Mais S. AUGUSTIN est un philosophe, et la question qu'il soulève est une question métaphysique : "Qu'est - ce donc que le temps ?". Qu'est - ce "donc" en effet que je peux savoir de cela que je ne fais que vivre, de cela dont je n'ai qu'une connaissance immédiate et utile pour la vie ? La question est posée en termes d'être, - ce qui demande aussi bien quelle est la nature du temps qu'il lui prête une consistance. La question suppose que le temps est, qu'il a de l'être, qu'il subsiste. Et c'est peut - être pour cela que je ne sais pas répondre à cette question. S'attacher à la lettre de cette question enferme dans des impasses définitives ("et que je veuille l'expliquer"). Il faut donc procéder autrement.

 


Une approche par la négative, et des raisonnements par l'absurde fonderont dans l'ordre du discours cette connaissance immédiate que je possède du temps.

Car une connaissance du temps est en effet possible : "Pourtant, je le déclare hardiment, je sais que...". La hardiesse n'est pas la témérité : le propos s'appuie sur cette connaissance évidente du temps que chacun possède ; elle peut trouver à s'affirmer dans l'ordre du langage, c'est - à - dire de la précision mais aussi de la communication. Ce n'est pas le même savoir du temps que je dis posséder quand je sais que le temps est et quand il me faut dire quelque chose du temps que je dis savoir. Il faut recourir pour dire ce savoir du temps à des procédés indirects.

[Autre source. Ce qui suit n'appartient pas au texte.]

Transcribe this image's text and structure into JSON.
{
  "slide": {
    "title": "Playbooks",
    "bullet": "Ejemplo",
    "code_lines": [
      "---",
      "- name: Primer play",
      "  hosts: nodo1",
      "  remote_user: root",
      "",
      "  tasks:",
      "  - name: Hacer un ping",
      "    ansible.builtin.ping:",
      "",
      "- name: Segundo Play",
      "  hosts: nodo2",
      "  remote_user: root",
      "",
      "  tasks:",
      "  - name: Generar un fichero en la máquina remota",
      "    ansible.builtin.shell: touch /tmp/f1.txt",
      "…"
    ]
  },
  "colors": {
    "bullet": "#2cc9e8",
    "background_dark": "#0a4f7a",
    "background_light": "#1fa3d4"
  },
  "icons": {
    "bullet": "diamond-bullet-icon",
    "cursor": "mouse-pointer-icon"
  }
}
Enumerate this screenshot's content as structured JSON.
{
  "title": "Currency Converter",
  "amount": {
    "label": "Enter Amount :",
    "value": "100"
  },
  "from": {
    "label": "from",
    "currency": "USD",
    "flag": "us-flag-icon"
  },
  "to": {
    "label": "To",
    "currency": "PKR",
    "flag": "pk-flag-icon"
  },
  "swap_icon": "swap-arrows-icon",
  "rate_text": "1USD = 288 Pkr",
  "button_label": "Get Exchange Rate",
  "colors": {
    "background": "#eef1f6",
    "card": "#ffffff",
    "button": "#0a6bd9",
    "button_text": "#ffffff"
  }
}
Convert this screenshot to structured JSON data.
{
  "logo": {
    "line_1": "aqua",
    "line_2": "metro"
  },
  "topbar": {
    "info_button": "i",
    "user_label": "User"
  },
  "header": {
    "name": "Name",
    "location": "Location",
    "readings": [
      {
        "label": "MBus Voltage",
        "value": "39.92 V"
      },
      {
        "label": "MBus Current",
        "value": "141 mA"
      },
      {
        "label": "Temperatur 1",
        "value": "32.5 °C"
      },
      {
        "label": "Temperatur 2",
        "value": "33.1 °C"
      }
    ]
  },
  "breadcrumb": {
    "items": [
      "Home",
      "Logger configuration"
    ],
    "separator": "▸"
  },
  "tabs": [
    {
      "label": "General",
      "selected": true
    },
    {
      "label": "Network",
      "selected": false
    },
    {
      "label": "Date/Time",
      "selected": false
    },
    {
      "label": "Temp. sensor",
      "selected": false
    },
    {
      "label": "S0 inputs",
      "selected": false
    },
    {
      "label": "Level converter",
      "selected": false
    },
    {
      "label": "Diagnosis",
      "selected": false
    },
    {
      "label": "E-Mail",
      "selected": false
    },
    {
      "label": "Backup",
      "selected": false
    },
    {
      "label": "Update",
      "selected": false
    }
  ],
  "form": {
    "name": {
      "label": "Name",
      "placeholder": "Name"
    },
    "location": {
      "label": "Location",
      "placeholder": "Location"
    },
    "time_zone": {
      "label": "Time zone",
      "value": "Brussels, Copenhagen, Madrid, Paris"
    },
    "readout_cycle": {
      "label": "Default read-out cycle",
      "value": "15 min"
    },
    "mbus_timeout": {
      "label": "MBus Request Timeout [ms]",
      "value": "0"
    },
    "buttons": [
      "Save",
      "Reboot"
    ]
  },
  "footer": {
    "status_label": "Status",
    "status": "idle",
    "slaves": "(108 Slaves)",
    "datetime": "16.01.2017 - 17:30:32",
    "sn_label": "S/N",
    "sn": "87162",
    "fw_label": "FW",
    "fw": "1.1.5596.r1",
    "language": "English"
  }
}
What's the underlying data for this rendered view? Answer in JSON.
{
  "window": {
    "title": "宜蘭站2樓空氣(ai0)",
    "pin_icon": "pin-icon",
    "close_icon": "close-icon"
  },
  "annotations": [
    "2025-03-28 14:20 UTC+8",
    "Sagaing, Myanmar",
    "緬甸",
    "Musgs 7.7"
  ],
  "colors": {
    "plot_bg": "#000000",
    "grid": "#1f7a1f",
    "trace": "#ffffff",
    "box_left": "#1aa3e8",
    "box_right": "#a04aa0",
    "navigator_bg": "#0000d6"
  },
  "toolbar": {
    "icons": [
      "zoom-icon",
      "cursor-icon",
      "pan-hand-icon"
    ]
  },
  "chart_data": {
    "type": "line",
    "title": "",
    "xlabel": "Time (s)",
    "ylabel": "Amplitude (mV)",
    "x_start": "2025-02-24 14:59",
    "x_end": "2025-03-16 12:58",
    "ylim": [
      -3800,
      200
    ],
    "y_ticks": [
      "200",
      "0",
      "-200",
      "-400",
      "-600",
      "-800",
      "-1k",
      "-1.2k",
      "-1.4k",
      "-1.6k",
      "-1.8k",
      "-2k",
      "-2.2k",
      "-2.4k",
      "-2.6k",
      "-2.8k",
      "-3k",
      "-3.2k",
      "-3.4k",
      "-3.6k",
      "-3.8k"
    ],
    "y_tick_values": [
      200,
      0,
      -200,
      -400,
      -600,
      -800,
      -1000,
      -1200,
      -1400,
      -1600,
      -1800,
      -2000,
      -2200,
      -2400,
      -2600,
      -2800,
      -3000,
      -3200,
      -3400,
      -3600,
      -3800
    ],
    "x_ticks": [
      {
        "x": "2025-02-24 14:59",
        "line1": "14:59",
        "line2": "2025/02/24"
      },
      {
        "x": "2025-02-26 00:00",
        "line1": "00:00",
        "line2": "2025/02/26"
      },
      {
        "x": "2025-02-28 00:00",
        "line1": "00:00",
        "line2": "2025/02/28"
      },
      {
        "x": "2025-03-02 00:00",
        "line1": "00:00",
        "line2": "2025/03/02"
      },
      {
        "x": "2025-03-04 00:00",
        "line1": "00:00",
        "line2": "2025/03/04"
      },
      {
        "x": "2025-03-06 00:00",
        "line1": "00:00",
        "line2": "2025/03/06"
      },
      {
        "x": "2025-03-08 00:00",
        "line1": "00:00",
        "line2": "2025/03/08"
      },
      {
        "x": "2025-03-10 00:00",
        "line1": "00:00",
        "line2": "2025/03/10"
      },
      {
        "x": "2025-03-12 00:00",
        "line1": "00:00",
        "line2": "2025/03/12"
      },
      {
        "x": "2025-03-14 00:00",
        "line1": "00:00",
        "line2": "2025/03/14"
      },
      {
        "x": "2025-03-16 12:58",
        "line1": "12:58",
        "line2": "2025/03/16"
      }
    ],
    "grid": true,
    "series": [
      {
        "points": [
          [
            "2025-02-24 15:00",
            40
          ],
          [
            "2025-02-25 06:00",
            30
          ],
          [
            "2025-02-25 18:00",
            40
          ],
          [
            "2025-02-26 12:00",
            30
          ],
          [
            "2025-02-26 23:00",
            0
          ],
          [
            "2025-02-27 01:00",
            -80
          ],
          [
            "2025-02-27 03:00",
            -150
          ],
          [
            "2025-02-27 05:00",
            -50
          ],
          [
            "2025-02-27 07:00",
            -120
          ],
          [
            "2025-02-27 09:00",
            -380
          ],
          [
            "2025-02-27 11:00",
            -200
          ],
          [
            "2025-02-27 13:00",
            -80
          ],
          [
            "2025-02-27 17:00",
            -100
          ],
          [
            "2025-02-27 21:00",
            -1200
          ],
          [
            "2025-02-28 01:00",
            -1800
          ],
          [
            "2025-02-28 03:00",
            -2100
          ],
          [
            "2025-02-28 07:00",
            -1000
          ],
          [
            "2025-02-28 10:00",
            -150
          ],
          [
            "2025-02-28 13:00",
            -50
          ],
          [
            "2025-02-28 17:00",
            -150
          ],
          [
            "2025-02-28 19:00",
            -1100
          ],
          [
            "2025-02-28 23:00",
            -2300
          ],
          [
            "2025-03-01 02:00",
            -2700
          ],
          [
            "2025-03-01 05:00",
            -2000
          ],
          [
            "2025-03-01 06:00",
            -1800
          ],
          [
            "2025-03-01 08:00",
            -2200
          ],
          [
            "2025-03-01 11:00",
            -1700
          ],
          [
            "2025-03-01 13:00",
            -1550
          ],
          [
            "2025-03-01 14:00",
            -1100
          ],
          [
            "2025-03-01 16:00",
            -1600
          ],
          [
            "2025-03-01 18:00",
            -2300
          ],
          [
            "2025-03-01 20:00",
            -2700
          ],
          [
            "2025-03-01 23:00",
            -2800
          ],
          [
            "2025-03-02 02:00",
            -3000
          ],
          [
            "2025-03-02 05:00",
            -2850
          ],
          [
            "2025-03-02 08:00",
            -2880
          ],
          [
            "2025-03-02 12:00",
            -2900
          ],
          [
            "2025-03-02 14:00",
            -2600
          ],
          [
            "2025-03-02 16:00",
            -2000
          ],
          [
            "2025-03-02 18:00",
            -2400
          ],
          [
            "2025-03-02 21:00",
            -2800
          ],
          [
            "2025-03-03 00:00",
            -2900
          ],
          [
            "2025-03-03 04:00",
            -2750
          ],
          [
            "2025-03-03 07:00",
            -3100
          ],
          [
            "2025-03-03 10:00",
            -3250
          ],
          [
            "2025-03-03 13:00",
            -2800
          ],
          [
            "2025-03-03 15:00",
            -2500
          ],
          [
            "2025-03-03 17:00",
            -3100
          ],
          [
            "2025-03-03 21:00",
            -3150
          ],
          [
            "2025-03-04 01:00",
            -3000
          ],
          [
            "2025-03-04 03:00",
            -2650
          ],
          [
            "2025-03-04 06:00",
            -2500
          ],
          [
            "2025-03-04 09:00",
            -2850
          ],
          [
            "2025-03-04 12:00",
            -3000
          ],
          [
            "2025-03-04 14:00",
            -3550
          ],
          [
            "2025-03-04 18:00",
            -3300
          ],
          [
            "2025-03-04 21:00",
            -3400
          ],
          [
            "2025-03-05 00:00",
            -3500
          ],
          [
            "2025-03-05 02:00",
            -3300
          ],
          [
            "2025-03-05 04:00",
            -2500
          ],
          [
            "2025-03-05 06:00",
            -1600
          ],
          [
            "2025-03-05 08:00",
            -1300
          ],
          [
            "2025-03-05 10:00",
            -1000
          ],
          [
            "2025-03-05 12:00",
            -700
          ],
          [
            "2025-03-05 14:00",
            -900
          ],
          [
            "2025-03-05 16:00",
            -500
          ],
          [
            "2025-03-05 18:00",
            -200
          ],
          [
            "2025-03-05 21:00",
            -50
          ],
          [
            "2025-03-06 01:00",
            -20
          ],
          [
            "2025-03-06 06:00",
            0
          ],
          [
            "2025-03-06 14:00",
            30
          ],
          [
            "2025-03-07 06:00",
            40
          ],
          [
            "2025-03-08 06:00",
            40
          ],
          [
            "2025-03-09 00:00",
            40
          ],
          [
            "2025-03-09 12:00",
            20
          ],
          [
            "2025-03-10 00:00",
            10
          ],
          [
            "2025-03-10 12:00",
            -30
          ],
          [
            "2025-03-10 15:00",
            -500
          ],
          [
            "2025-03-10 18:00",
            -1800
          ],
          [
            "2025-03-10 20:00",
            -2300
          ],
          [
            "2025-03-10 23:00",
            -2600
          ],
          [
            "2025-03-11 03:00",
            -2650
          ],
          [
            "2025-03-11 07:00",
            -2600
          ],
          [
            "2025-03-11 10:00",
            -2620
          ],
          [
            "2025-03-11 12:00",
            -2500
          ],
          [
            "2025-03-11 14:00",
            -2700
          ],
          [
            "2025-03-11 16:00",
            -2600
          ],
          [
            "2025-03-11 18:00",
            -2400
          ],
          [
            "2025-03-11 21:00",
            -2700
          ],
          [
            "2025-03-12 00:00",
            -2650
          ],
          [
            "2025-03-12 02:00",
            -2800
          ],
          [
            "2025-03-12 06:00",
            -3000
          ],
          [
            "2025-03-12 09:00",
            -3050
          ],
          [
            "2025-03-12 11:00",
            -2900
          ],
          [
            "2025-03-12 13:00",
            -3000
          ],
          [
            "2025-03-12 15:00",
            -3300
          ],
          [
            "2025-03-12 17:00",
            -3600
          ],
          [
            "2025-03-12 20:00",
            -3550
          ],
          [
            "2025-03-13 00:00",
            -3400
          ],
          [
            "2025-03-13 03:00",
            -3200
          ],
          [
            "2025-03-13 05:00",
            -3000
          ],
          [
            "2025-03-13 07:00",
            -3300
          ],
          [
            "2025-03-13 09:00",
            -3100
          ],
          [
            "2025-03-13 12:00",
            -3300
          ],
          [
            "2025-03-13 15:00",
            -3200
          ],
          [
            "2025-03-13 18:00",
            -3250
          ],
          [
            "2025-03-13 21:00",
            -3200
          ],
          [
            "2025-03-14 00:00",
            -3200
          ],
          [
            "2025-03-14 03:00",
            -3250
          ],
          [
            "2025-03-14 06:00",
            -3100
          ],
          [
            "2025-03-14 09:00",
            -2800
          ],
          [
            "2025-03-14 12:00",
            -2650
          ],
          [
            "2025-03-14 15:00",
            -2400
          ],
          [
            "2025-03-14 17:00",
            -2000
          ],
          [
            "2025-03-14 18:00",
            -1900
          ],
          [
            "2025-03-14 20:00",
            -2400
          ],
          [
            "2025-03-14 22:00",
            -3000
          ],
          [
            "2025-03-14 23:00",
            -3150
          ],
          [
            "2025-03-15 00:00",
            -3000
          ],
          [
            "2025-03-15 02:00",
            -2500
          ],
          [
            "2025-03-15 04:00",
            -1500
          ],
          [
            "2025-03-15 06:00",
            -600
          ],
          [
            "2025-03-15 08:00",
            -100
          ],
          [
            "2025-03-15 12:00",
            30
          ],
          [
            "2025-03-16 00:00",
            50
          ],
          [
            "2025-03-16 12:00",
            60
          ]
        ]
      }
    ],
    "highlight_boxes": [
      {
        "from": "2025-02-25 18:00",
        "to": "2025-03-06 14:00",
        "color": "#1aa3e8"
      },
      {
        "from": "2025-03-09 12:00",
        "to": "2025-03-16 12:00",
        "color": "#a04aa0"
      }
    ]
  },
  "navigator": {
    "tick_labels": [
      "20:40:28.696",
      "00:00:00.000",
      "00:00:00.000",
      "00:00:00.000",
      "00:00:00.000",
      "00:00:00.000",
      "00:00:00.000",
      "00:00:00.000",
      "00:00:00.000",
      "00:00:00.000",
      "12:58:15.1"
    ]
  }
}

L'existence du temps m'est clairement et intuitivement connue. Puisque la philosophie se déploie dans le concept, il faut établir cette existence par des raisonnements. Ce sera par des raisonnements par l'absurde que S. AUGUSTIN va établir dans le discours l'être, c'est - à - dire l'existence et la nature du temps : "si rien ne passait... si rien n'arrivait... si rien n'était...". Or notre première connaissance du temps, c'est bien que les faits passent, qu'ils arrivent, qu'ils sont. Le raisonnement par l'absurde a pour prétention et pour effet de faire entrer dans le discours le savoir immédiat que chacun possède du temps. En ce sens, ce raisonnement se fait par l'absurde tant par sa forme, que par la dénégation de la connaissance que nous avons invinciblement en nous du temps. Mais qu'apprenons - nous par ce raisonnement ?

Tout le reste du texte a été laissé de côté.